The Ravens at PsiKeep
Yesterday as I was putting this post together I heard a commotion from the ravens outside. Every year they build their nest in the ponderosa tree above my front door. By their raucous screaming I knew what had happened. It did not take me long to find their single offspring on the ground at the bottom of the tree. I gently picked up the little guy. This was his big day, his first flight out of the nest. I set him on the banister so he could get a good start but he jumped down on to the porch instead.
So I carried him down to the orchard and set him in one of the fruit trees. Later I saw him making a low flight into the forest. I hope he made it. Although, this morning, I have not seen him up in the tall trees with the parents.
Last of all there are days of cutting brush under the ghost of last year’s catastrophic fires. More on the result of those fires is yet come in the form of art and poetry. Because what else can you do but produce creative energy in the face of all that destruction.
In October I traded three San Clemente kids for two Soay sheep ewes and one ram. Soay sheep are naturally timid and bold easily. They are difficult to herd. During the hot months of summer’s end I kept them in the pen with the buckling goats. Things were working out okay. First I had them separated inside a smaller pen within the confines of the goat pen. Later I kept the door of the small pen open so that the sheep could investigate the space where the goats lived. The goats and the sheep seemed to be working out well together.
But as fall approached and the first early rain began to fall I put my animals in the barns for the night. I had to catch the sheep and put them in the stall with the male goats. I tethered the older buck since he was getting aggressive with the younger bucks. I checked them several times before I went to bed to make sure that everything was working out with the animals in the confined space. Things look quiet. Everyone was bedded down.
But the next morning was a different story. The little ran was lying on his side and something was terribly wrong.
I checked his temperature and it was normal. So I determined that he must be injured in some way. I put the goats out and put up a divider between the ram and the ewes since they kept trampling him every time they got spooked which was all the time.
For a week I had fed and watered him. At night I brought him in the house. Since it was so warm with the fire going night and day I kept him in the hallway.

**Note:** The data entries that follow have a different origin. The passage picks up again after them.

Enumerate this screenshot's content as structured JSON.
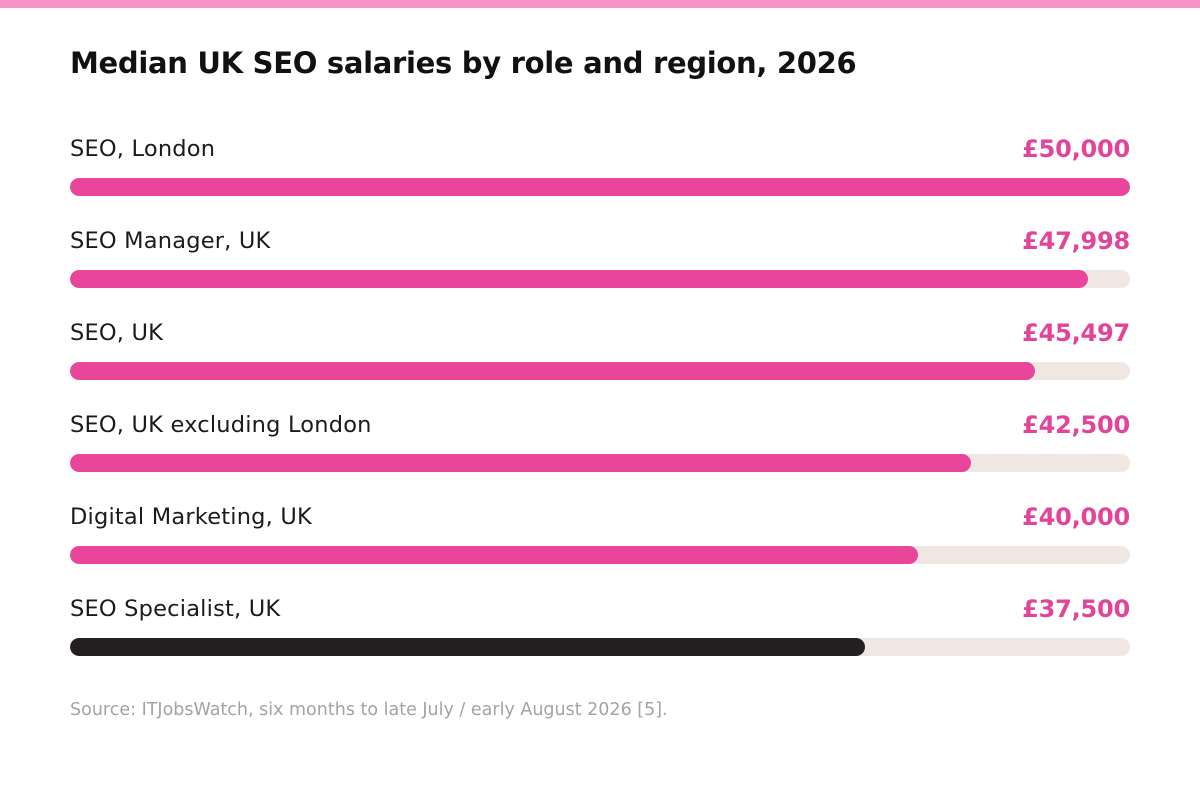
{
  "colors": {
    "accent": "#e8459b",
    "highlight": "#231f20",
    "track": "#f0e7e3",
    "top_strip": "#f794c9"
  },
  "chart_data": {
    "type": "bar",
    "orientation": "horizontal",
    "title": "Median UK SEO salaries by role and region, 2026",
    "categories": [
      "SEO, London",
      "SEO Manager, UK",
      "SEO, UK",
      "SEO, UK excluding London",
      "Digital Marketing, UK",
      "SEO Specialist, UK"
    ],
    "values": [
      50000,
      47998,
      45497,
      42500,
      40000,
      37500
    ],
    "value_labels": [
      "£50,000",
      "£47,998",
      "£45,497",
      "£42,500",
      "£40,000",
      "£37,500"
    ],
    "highlighted_category": "SEO Specialist, UK",
    "xlim": [
      0,
      50000
    ],
    "grid": false,
    "legend": "none",
    "source": "Source: ITJobsWatch, six months to late July / early August 2026 [5]."
  }
}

During this time he ate and pooped but he would not stand on his feet.
I was finally able to get the veterinarian to come out to the ranch. She took one look at the little ram and diagnosed a neurological disorder from poisoning, possibly from Listeria bacteria. Listeria is everywhere and possibly the stress of being transported from Minnesota brought on the infection.
The vet gave him one injection of BO-SE. For two weeks I injected him twice a day with penicillin. I wormed him, orally, for three days with Panacur and injected him two times a day for three days with vitamin B complex.
By the end of two weeks he was eating vigorously and drinking on his own but still not standing up.
The vet suggested that I make a harness for him to get him on his feet. I ended up using a burro saddle with some padding I would place him on the saddle with his feet on either side. It was just high enough for him to begin putting weigh on his legs. I did this twice a day for a half hour each time. Three days later I found him standing on his own and the next day he had broken into the next stall and was standing with the two ewes.
Today he is standing on his own but still turning with his head at an angle.
As the weeks have passed I have been letting the ewes out to run around. But the little ram will not leave the stall. One sunny day I carried him outside and he did wander around for a short time on his own. I am hoping he is going to outgrow the turning behavior. The vet has suggested more Vitamin B.